Local newspapers weather the storm
Photos and story by Dana Haynes
An editor of a local weekly newspaper – he’s a friend, and I’m not going to identify him here – called my cell phone yesterday with bad news.
His news staff has shrunk so much, he doubts he’ll assign a reporter to write about the PCC bond measure.
I spent 10 years working for weeklies in the Portland suburbs. Back then and back there, it was an absolute given that each weekly in PCC’s five-county region would write about this bond measure. After all, we’re talking about your money, your property, your kids and, often, you.

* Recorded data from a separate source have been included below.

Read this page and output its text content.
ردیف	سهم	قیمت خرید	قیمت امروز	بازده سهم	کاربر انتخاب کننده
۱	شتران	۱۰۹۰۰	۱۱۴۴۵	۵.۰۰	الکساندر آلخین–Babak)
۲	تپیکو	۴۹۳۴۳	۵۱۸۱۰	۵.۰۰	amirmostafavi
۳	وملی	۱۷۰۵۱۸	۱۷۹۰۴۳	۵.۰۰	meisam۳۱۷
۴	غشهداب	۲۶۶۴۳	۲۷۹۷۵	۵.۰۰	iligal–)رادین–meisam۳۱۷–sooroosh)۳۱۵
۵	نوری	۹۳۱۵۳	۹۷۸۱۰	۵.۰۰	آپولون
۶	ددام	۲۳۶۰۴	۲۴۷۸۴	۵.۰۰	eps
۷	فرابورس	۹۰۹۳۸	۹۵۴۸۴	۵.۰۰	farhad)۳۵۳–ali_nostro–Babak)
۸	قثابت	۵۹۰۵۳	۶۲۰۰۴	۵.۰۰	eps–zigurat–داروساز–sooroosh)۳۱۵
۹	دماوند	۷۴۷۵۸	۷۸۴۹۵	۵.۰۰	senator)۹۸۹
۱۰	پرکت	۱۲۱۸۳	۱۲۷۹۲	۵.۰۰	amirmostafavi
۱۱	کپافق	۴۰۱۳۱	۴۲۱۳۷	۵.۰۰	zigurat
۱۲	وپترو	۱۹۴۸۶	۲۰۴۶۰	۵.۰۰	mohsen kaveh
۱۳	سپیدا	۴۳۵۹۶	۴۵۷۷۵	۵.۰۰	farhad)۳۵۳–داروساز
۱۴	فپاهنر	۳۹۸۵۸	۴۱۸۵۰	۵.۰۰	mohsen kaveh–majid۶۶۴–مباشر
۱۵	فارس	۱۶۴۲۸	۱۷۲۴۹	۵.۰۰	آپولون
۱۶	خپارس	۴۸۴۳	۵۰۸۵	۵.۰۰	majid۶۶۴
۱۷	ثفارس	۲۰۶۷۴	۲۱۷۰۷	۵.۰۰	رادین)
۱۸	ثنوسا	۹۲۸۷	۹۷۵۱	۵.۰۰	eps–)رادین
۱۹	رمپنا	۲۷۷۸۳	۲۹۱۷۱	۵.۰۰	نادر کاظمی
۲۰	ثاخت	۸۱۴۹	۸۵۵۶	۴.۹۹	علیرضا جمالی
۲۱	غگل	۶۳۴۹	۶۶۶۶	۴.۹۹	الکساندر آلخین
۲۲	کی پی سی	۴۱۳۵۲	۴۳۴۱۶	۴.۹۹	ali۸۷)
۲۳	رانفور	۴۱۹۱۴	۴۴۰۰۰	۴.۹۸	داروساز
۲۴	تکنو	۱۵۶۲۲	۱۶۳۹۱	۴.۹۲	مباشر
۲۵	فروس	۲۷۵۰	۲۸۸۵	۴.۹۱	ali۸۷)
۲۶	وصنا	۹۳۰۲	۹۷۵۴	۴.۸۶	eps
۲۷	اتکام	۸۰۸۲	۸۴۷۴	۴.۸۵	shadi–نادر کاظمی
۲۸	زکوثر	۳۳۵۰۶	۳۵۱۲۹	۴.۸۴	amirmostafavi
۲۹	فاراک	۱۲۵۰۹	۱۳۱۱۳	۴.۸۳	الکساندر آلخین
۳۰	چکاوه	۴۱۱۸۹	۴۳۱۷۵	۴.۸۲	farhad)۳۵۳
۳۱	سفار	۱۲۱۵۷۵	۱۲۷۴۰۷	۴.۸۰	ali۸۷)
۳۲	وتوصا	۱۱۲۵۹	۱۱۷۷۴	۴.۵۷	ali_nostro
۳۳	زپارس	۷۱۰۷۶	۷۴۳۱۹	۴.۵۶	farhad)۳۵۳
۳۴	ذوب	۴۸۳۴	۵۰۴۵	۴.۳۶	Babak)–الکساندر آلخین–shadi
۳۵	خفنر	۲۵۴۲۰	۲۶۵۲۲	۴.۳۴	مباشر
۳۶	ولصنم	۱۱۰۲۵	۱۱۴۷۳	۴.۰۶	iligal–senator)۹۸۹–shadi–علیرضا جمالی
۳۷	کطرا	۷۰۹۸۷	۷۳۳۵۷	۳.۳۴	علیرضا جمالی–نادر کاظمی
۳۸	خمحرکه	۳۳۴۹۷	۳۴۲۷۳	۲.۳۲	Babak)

Two-thirds of the households in our 1,500-square-mile district have, or have had, a student at PCC. No other entity has nearly that much penetration.
But the American newspaper industry is in a tailspin and my friend the editor has to do triage. For years, the owners and publishers frowned and said, “Well, we’ll just have to do more with less,” as they whittled away at newsrooms.
The truth is: I’ve never known a more efficient organization that the newsroom of a good weekly. Everyone works hard, works smart and multitasks. At the Lake Oswego Review, I was the managing editor, true, but I could take your circulation call, I could help you place a classified ad, and I could change the cloth towels in the men’s room.
With an operation like that, you don’t “do more with less.” You do less with less. I know this guy’s paper. They’re not “down” to a skeleton crew. They never had anything more than a skeleton crew. They’re down to a femur, a clavicle and a couple of metatarsals.
My editor friend sounded grief-stricken when he told me the news. He got into that business to inform people. To let them know what’s going on. To empower them. He sure as heck didn’t get into the high-stress, low-paying world of weeklies to not tell people what’s going on.
Meanwhile, up in Spokane, another friend and a mentor, Steve Smith, resigned as editor in chief of the Spokesman Review yesterday, rather than oversee another round of staff cuts. His resignation saves two lesser-paid people from the ax.
Such is the state of the world. I told my editor friend down here in Oregon that I understand. I told him to hold down the fort and I wished him the best of luck.
And I thought about him all night last night: Working his tail off, demanding excellence from what’s left of staff. And doing less with less.